The 1st Circuit initially affirmed, but after a rehearing, partially reversed itself in a Feb. 13 decision that remanded the libel claims to the district court.

“Everything said in the e-mail was true–or at least substantially true,” Circuit Judge Juan Torruella acknowledged in his opinion. Yet the panel held that under the 1902 state defamation law, “even a true statement can form the basis of a libel action if the plaintiff proves that the defendant acted with 'actual malice.'”

Alarm Bells

The court's ruling that true statements can be actionable if made with “actual malice” rang alarm bells with some employment law practitioners.

But that was nothing compared to the protests from media organizations, which accused the court of imperiling freedom of the press. They objected even though the decision deals with the common law of defamation in the private sphere of employment law, not with constitutional defenses available in defamation cases involving public figures or matters of public concern (see “Defamation Dust-Up”).

Stephen Hirschfeld, a partner at Curiale Hirschfeld Kraemer, notes that in most states only false statements may be defamatory and truth is an absolute defense that cannot be defeated by malice or excessive publication.

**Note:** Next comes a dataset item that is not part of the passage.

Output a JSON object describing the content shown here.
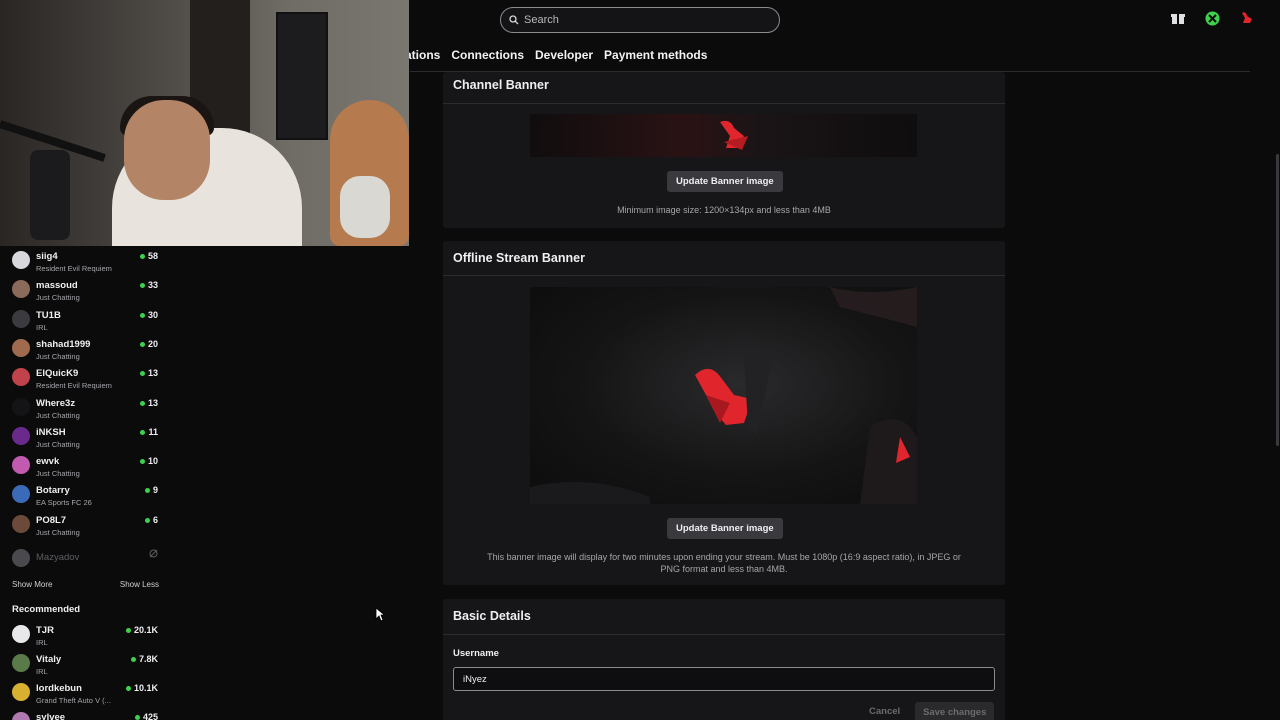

“In most states, so long as the statement you are making is true, the impact it has on the person's reputation is irrelevant,” he says.

That is not the case in Massachusetts, however. The 1st Circuit ruled that Massachusetts law recognizes “a narrow exception” to the libel defense of truth. “The truth or falsity of the statement is immaterial, and the libel action may proceed, if the plaintiff can show that the defendant acted with 'actual malice' in publishing the statement,” said the panel, defining actual malice as “ill will” or “malevolent intent.”

The panel concluded that Noonan had produced some evidence from which a jury could infer actual malice. For example, during Baitler's 12 years at Staples, he had never before identified a fired employee in a mass communication.

“[A] jury could permissibly infer that Baitler singled out Noonan … to humiliate him,” Torruella wrote.

A jury could also dismiss as pretextual the company's explanation that it named Noonan in order to underscore to employees that they must comply with company policies. Noonan claims Staples intentionally harmed his reputation by sending the e-mail to employees who did not travel and had no need for a reminder about the expense policy.

Legal Minefield

Douglas Currier, a partner at Verrill Dana, said the moral of the story is that employers should generally refrain from publicly discussing fired employees. Comments are likely to drive a person to go see a lawyer when they otherwise wouldn't, he warns.

Terence Connor, a partner at Hunton & Williams, advises companies to respect everyone's privacy. “Accomplish your termination discreetly and your enforcement [of company policies] separately,” he says.

Hirschfeld emphasizes that public statements about employees present a legal minefield for employers because workers can sue for invasion of privacy in most states. “What [a plaintiff] would argue is that the statement that was made was true, but it had very personal information about [the plaintiff] and should not have been disclosed,” he says.

Making a public example of a dismissed employee “is the worst possible thing you can do in employment law,” Hirschfeld adds. “When you start singling people out like that, that's when you get claims not just for invasion of privacy, not only for defamation, but also for intentional infliction of emotional distress. You don't want to publicize private confidential personal information to people who don't absolutely need to know it.”